The Webb telescope illuminates the cosmic dawn: possible traces of the first stars that formed in the very first moments of the Universe.

According to a group of astronomers, the James Webb Space Telescope (JWST) may have finally observed the “first generation of stars”, which formed in the very first moments of the Universe. These “primordial stars”, known as Population III or Pop IIIwould appear to reside in a remote galaxy called LAP1-B, already examined with Webb.

Its light, which started over 13 billion years ago, has reached us, allowing us to see the galaxy as it was when the universe was just 800 million years old.

The first time. According to the team led by Eli Visbal (University of Toledo), if confirmed, this would be the first direct detection of Pop III stars. «To find them we needed the sensitivity of the Webb», explained Visbal, «and also the multiplier effect of about 100 times given by the gravitational lens of a cluster of galaxies located between us and LAP1-B».

A look at the oldest stars. The JWST observes LAP1-B during a crucial era, called the era of reionization, when the ultraviolet radiation from the first stars began to ionize the neutral gas (hydrogen and helium) present within it, marking the end of the so-called “cosmic dark age”.

Pop III stars would have been born even earlier, about 200 million years after the Big Bang, when the Universe had cooled enough to allow the first atoms to form. In the standard cosmological model, these stars would have formed into small “clusters” of dark matter, which then helped build primordial stars and galaxies.

The study. Visbal, who published his research on Astrophysical Journal Lettersunderlines that studying them not only helps us understand the origin of galaxies, but could also give clues to the properties of dark matter itself: different models of dark matter, in fact, predict different scenarios for their birth.

Chemical traces and mass. Pop III stars would be characterized by a “very low metallicity” (it is a way of defining stars formed almost exclusively from hydrogen and helium, with very few heavier elements. In practice: “almost pure” stars, born when the universe was still chemically young), because they were formed from the first gases present in the primordial Universe.
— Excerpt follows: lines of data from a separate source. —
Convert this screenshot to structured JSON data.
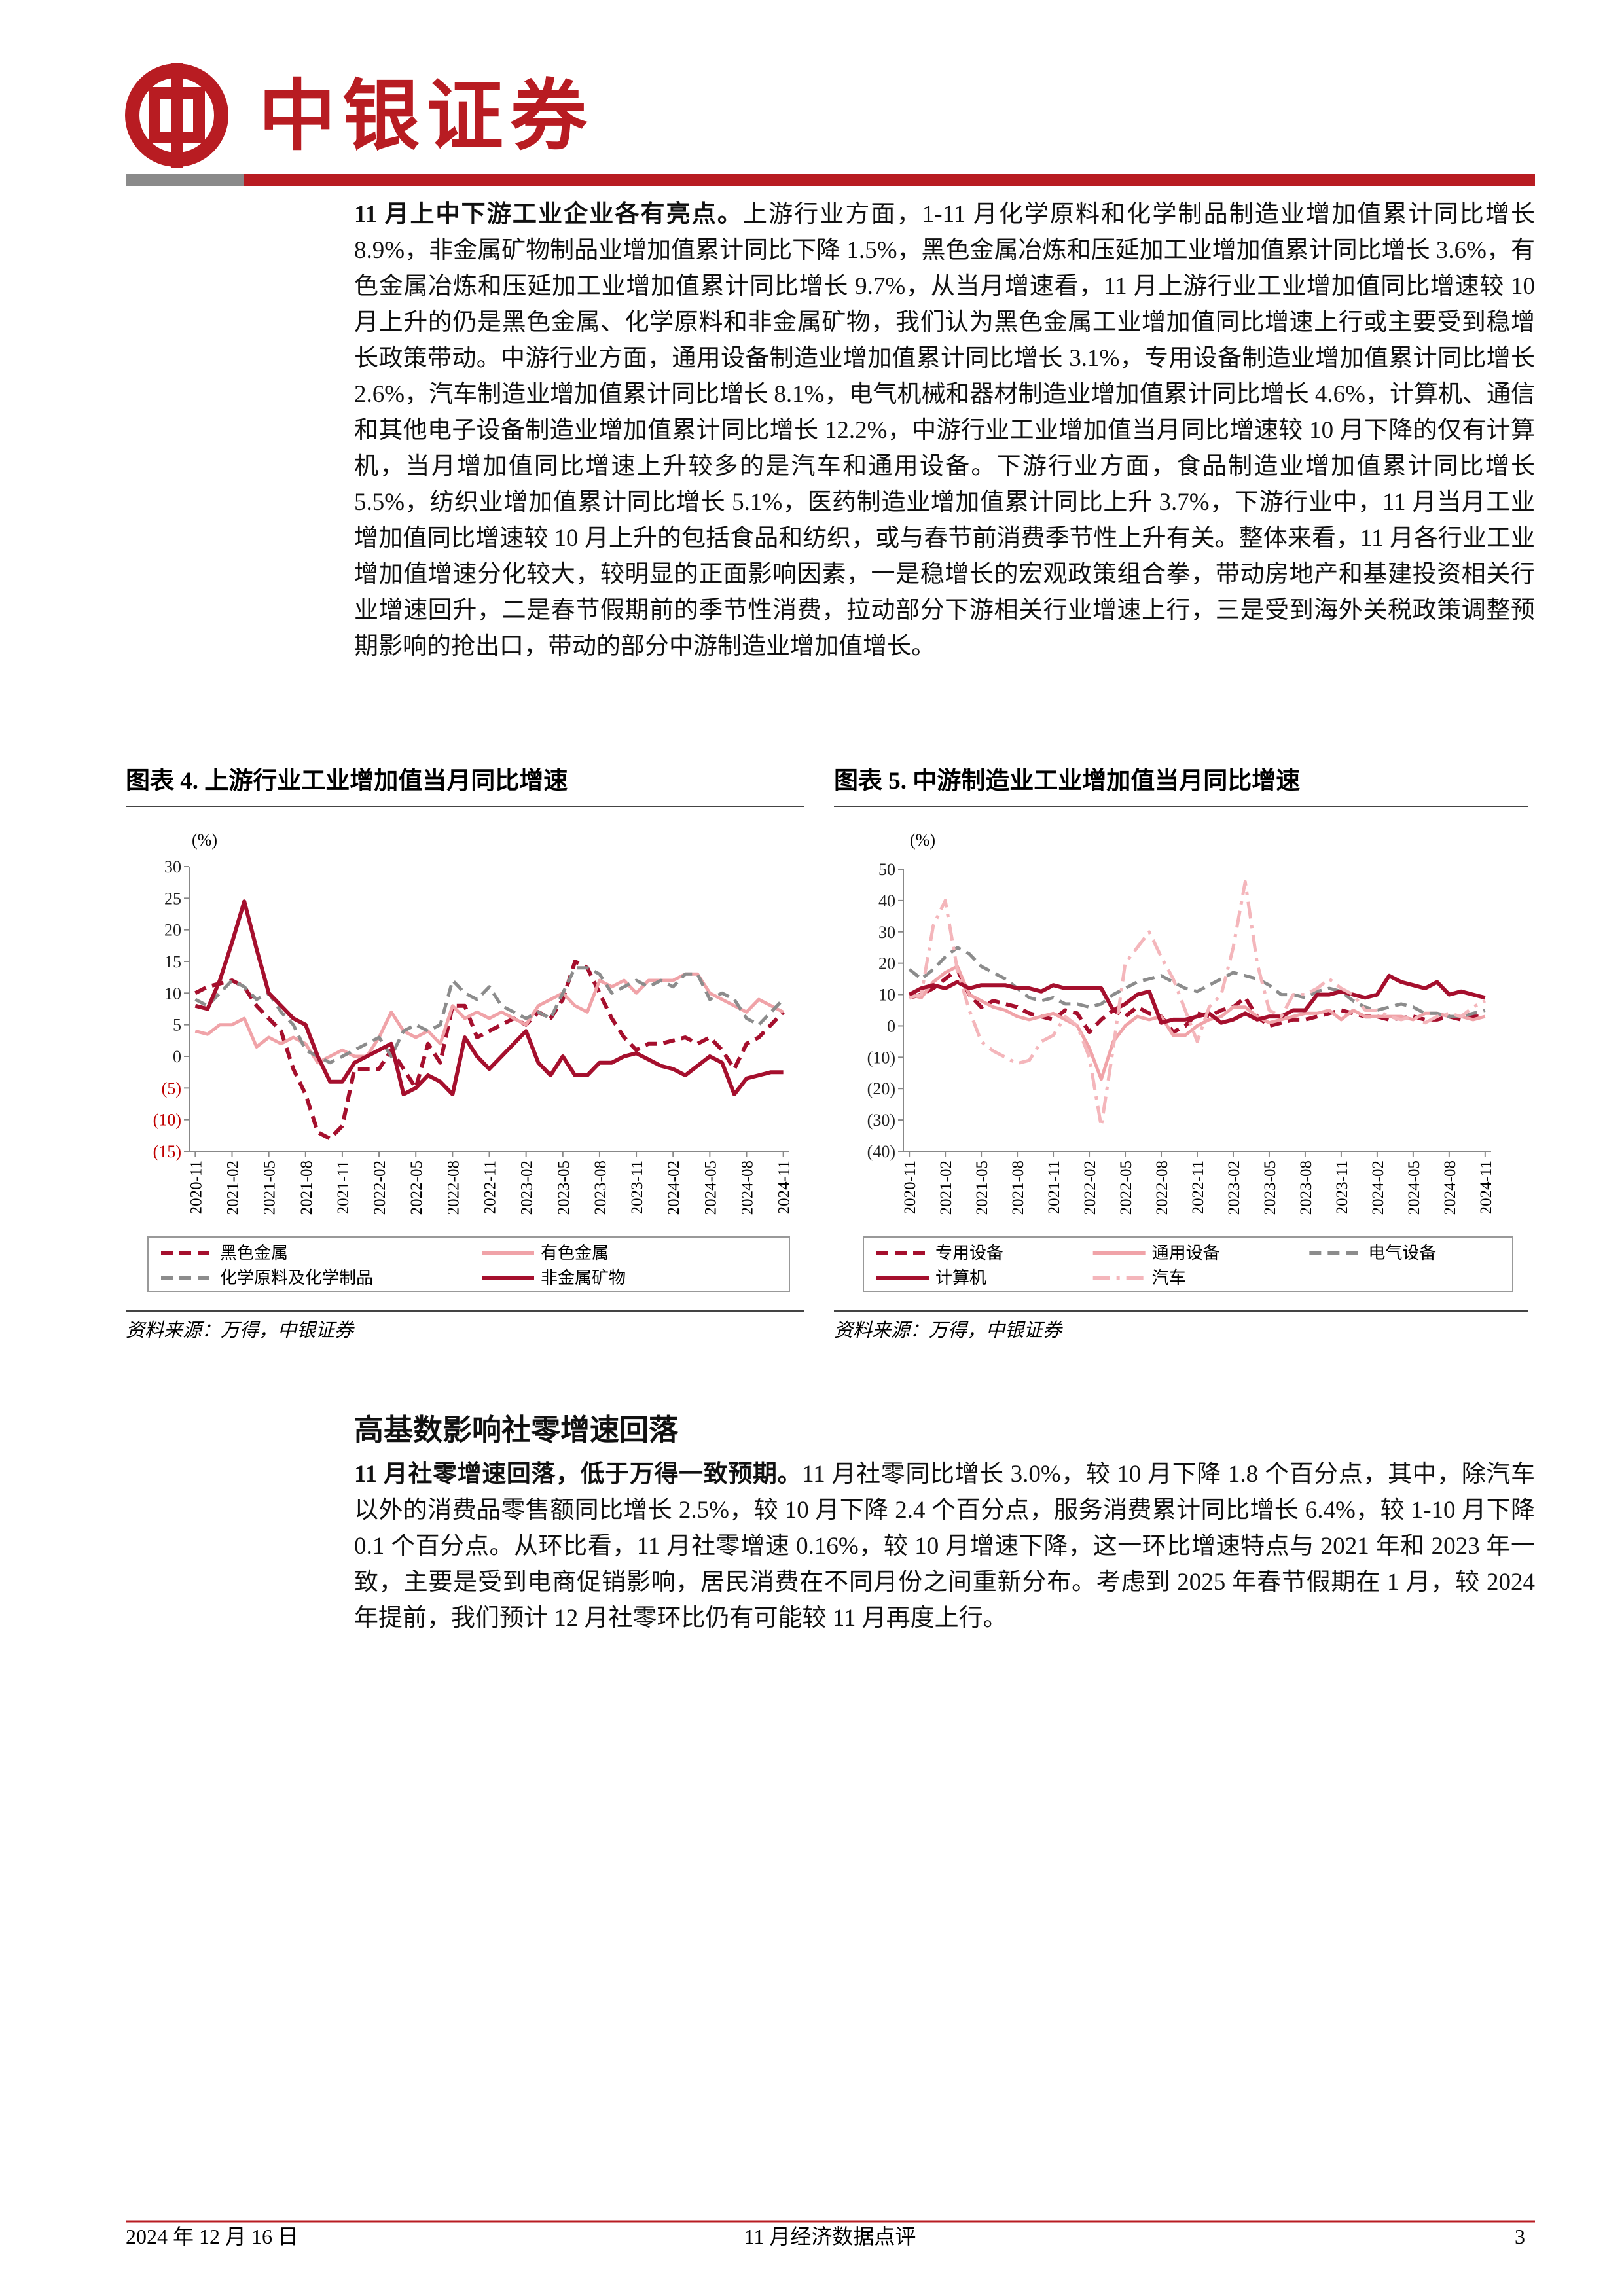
{
  "header": {
    "logo_text": "中银证券"
  },
  "body": {
    "paragraph_1": {
      "lead": "11 月上中下游工业企业各有亮点。",
      "text": "上游行业方面，1-11 月化学原料和化学制品制造业增加值累计同比增长 8.9%，非金属矿物制品业增加值累计同比下降 1.5%，黑色金属冶炼和压延加工业增加值累计同比增长 3.6%，有色金属冶炼和压延加工业增加值累计同比增长 9.7%，从当月增速看，11 月上游行业工业增加值同比增速较 10 月上升的仍是黑色金属、化学原料和非金属矿物，我们认为黑色金属工业增加值同比增速上行或主要受到稳增长政策带动。中游行业方面，通用设备制造业增加值累计同比增长 3.1%，专用设备制造业增加值累计同比增长 2.6%，汽车制造业增加值累计同比增长 8.1%，电气机械和器材制造业增加值累计同比增长 4.6%，计算机、通信和其他电子设备制造业增加值累计同比增长 12.2%，中游行业工业增加值当月同比增速较 10 月下降的仅有计算机，当月增加值同比增速上升较多的是汽车和通用设备。下游行业方面，食品制造业增加值累计同比增长 5.5%，纺织业增加值累计同比增长 5.1%，医药制造业增加值累计同比上升 3.7%，下游行业中，11 月当月工业增加值同比增速较 10 月上升的包括食品和纺织，或与春节前消费季节性上升有关。整体来看，11 月各行业工业增加值增速分化较大，较明显的正面影响因素，一是稳增长的宏观政策组合拳，带动房地产和基建投资相关行业增速回升，二是春节假期前的季节性消费，拉动部分下游相关行业增速上行，三是受到海外关税政策调整预期影响的抢出口，带动的部分中游制造业增加值增长。"
    },
    "heading": "高基数影响社零增速回落",
    "paragraph_2": {
      "lead": "11 月社零增速回落，低于万得一致预期。",
      "text": "11 月社零同比增长 3.0%，较 10 月下降 1.8 个百分点，其中，除汽车以外的消费品零售额同比增长 2.5%，较 10 月下降 2.4 个百分点，服务消费累计同比增长 6.4%，较 1-10 月下降 0.1 个百分点。从环比看，11 月社零增速 0.16%，较 10 月增速下降，这一环比增速特点与 2021 年和 2023 年一致，主要是受到电商促销影响，居民消费在不同月份之间重新分布。考虑到 2025 年春节假期在 1 月，较 2024 年提前，我们预计 12 月社零环比仍有可能较 11 月再度上行。"
    }
  },
  "chart_data": [
    {
      "type": "line",
      "title": "图表 4. 上游行业工业增加值当月同比增速",
      "unit": "(%)",
      "source": "资料来源：万得，中银证券",
      "categories": [
        "2020-11",
        null,
        null,
        "2021-02",
        null,
        null,
        "2021-05",
        null,
        null,
        "2021-08",
        null,
        null,
        "2021-11",
        null,
        null,
        "2022-02",
        null,
        null,
        "2022-05",
        null,
        null,
        "2022-08",
        null,
        null,
        "2022-11",
        null,
        null,
        "2023-02",
        null,
        null,
        "2023-05",
        null,
        null,
        "2023-08",
        null,
        null,
        "2023-11",
        null,
        null,
        "2024-02",
        null,
        null,
        "2024-05",
        null,
        null,
        "2024-08",
        null,
        null,
        "2024-11"
      ],
      "ylim": [
        -15,
        30
      ],
      "yticks": [
        30,
        25,
        20,
        15,
        10,
        5,
        0,
        {
          "value": -5,
          "label": "(5)"
        },
        {
          "value": -10,
          "label": "(10)"
        },
        {
          "value": -15,
          "label": "(15)"
        }
      ],
      "grid": false,
      "legend": "bottom",
      "series": [
        {
          "name": "黑色金属",
          "color": "#a50f2d",
          "dash": "dashed",
          "values": [
            10,
            11,
            11.5,
            12,
            11,
            8,
            6,
            4,
            -2,
            -6,
            -12,
            -13,
            -11,
            -2,
            -2,
            -2,
            1,
            -2,
            -5,
            2,
            -1,
            8,
            8,
            3,
            4,
            5,
            6,
            5,
            7,
            6,
            9,
            15,
            14,
            10,
            6,
            3,
            1,
            2,
            2,
            2.5,
            3,
            2,
            3,
            1,
            -2,
            2,
            3,
            5,
            7
          ]
        },
        {
          "name": "有色金属",
          "color": "#f0a3a8",
          "dash": "solid",
          "values": [
            4,
            3.5,
            5,
            5,
            6,
            1.5,
            3,
            2,
            3,
            2,
            -1,
            0,
            1,
            0,
            0,
            3,
            7,
            4,
            3,
            4,
            2,
            8,
            6,
            7,
            6,
            7,
            6,
            5,
            8,
            9,
            10,
            8,
            7,
            12,
            11,
            12,
            10,
            12,
            12,
            12,
            13,
            13,
            10,
            9,
            8,
            7,
            9,
            8,
            7
          ]
        },
        {
          "name": "化学原料及化学制品",
          "color": "#8c8c8c",
          "dash": "dashed",
          "values": [
            9,
            8,
            10,
            12,
            11,
            9,
            10,
            7,
            5,
            1,
            0,
            -1,
            0,
            1,
            2,
            3,
            0,
            4,
            5,
            4,
            5,
            12,
            10,
            9,
            11,
            8,
            7,
            6,
            7,
            6,
            10,
            14,
            14,
            13,
            10,
            11,
            12,
            11,
            12,
            11,
            13,
            13,
            9,
            10,
            9,
            6,
            5,
            7,
            9
          ]
        },
        {
          "name": "非金属矿物",
          "color": "#a50f2d",
          "dash": "solid",
          "values": [
            8,
            7.5,
            12,
            18,
            24.5,
            17,
            10,
            8,
            6,
            5,
            0,
            -4,
            -4,
            -1,
            0,
            1,
            2,
            -6,
            -5,
            -3,
            -4,
            -6,
            3,
            0,
            -2,
            0,
            2,
            4,
            -1,
            -3,
            0,
            -3,
            -3,
            -1,
            -1,
            0,
            0.5,
            -0.5,
            -1.5,
            -2,
            -3,
            -1.5,
            0,
            -1,
            -6,
            -3.5,
            -3,
            -2.5,
            -2.5
          ]
        }
      ]
    },
    {
      "type": "line",
      "title": "图表 5. 中游制造业工业增加值当月同比增速",
      "unit": "(%)",
      "source": "资料来源：万得，中银证券",
      "categories": [
        "2020-11",
        null,
        null,
        "2021-02",
        null,
        null,
        "2021-05",
        null,
        null,
        "2021-08",
        null,
        null,
        "2021-11",
        null,
        null,
        "2022-02",
        null,
        null,
        "2022-05",
        null,
        null,
        "2022-08",
        null,
        null,
        "2022-11",
        null,
        null,
        "2023-02",
        null,
        null,
        "2023-05",
        null,
        null,
        "2023-08",
        null,
        null,
        "2023-11",
        null,
        null,
        "2024-02",
        null,
        null,
        "2024-05",
        null,
        null,
        "2024-08",
        null,
        null,
        "2024-11"
      ],
      "ylim": [
        -40,
        50
      ],
      "yticks": [
        50,
        40,
        30,
        20,
        10,
        0,
        {
          "value": -10,
          "label": "(10)"
        },
        {
          "value": -20,
          "label": "(20)"
        },
        {
          "value": -30,
          "label": "(30)"
        },
        {
          "value": -40,
          "label": "(40)"
        }
      ],
      "grid": false,
      "legend": "bottom",
      "series": [
        {
          "name": "专用设备",
          "color": "#a50f2d",
          "dash": "dashed",
          "values": [
            9,
            10,
            12,
            15,
            18,
            10,
            6,
            8,
            7,
            6,
            4,
            3,
            2,
            5,
            4,
            -2,
            2,
            5,
            3,
            6,
            4,
            3,
            -2,
            0,
            4,
            3,
            5,
            6,
            9,
            3,
            0,
            1,
            2,
            2,
            3,
            4,
            5,
            4,
            3,
            3,
            2,
            2.5,
            3,
            2,
            2,
            3,
            2,
            3,
            3
          ]
        },
        {
          "name": "通用设备",
          "color": "#f0a3a8",
          "dash": "solid",
          "values": [
            10,
            9,
            14,
            17,
            19,
            10,
            8,
            6,
            5,
            3,
            2,
            3,
            4,
            2,
            0,
            -7,
            -17,
            -5,
            0,
            3,
            2,
            3,
            -3,
            -3,
            0,
            2,
            3,
            6,
            6,
            3,
            1,
            2,
            3,
            4,
            4,
            5,
            2,
            5,
            3,
            3,
            3,
            3,
            2,
            4,
            4,
            3,
            3,
            2,
            3
          ]
        },
        {
          "name": "电气设备",
          "color": "#8c8c8c",
          "dash": "dashed",
          "values": [
            18,
            15,
            18,
            22,
            25,
            23,
            19,
            17,
            15,
            12,
            9,
            8,
            9,
            7,
            7,
            6,
            7,
            10,
            12,
            14,
            15,
            16,
            14,
            12,
            11,
            13,
            15,
            17,
            16,
            15,
            13,
            10,
            10,
            9,
            11,
            12,
            11,
            8,
            6,
            5,
            6,
            7,
            6,
            4,
            4,
            3,
            3,
            4,
            5
          ]
        },
        {
          "name": "计算机",
          "color": "#a50f2d",
          "dash": "solid",
          "values": [
            10,
            12,
            13,
            12,
            14,
            12,
            13,
            13,
            13,
            12,
            12,
            11,
            13,
            12,
            12,
            12,
            12,
            5,
            7,
            10,
            11,
            1,
            2,
            2,
            3,
            4,
            1,
            2,
            4,
            2,
            3,
            3,
            5,
            5,
            10,
            10,
            11,
            10,
            9,
            10,
            16,
            14,
            13,
            12,
            14,
            10,
            11,
            10,
            9
          ]
        },
        {
          "name": "汽车",
          "color": "#f4b6bb",
          "dash": "dashdot",
          "values": [
            9,
            10,
            32,
            40,
            18,
            5,
            -5,
            -8,
            -10,
            -12,
            -11,
            -5,
            -3,
            3,
            0,
            -10,
            -32,
            -7,
            20,
            25,
            30,
            22,
            15,
            5,
            -5,
            6,
            10,
            25,
            46,
            20,
            5,
            3,
            10,
            10,
            12,
            15,
            12,
            10,
            5,
            5,
            3,
            2,
            3,
            1,
            3,
            4,
            3,
            6,
            8
          ]
        }
      ]
    }
  ],
  "footer": {
    "date": "2024 年 12 月 16 日",
    "title": "11 月经济数据点评",
    "page": "3"
  }
}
This makes them very different from modern stars, rich in heavier elements. This different structure would allow these stars to reach enormous masses — even 100 times that of the Sun or more — and to group into relatively small nuclei.

In the case of LAP1-B, the team found nearly metal-free gas and a stellar core with total mass on the order of thousands of solar masses.

Gravitational lens as an “amplifier”. A key point of the discovery is the use of a “gravitational lens”, a phenomenon predicted by Einstein: the galaxy cluster MACS J0416 acts as a lens, bending and amplifying the light signal of LAP1-B. This made an object visible to Webb that would otherwise be too faint even for his eyes, pushing observation where it would never have reached.

Visbal explains: “The calculations suggest that similar systems — Pop III stars behind gravitational lenses — may not be as rare as previously feared.” The researchers now plan to carry out detailed simulations of the transition between Pop III stars and the next generation (Pop II), to test whether the theoretical models match the signal observed in the spectrum of LAP1-B and other similar objects.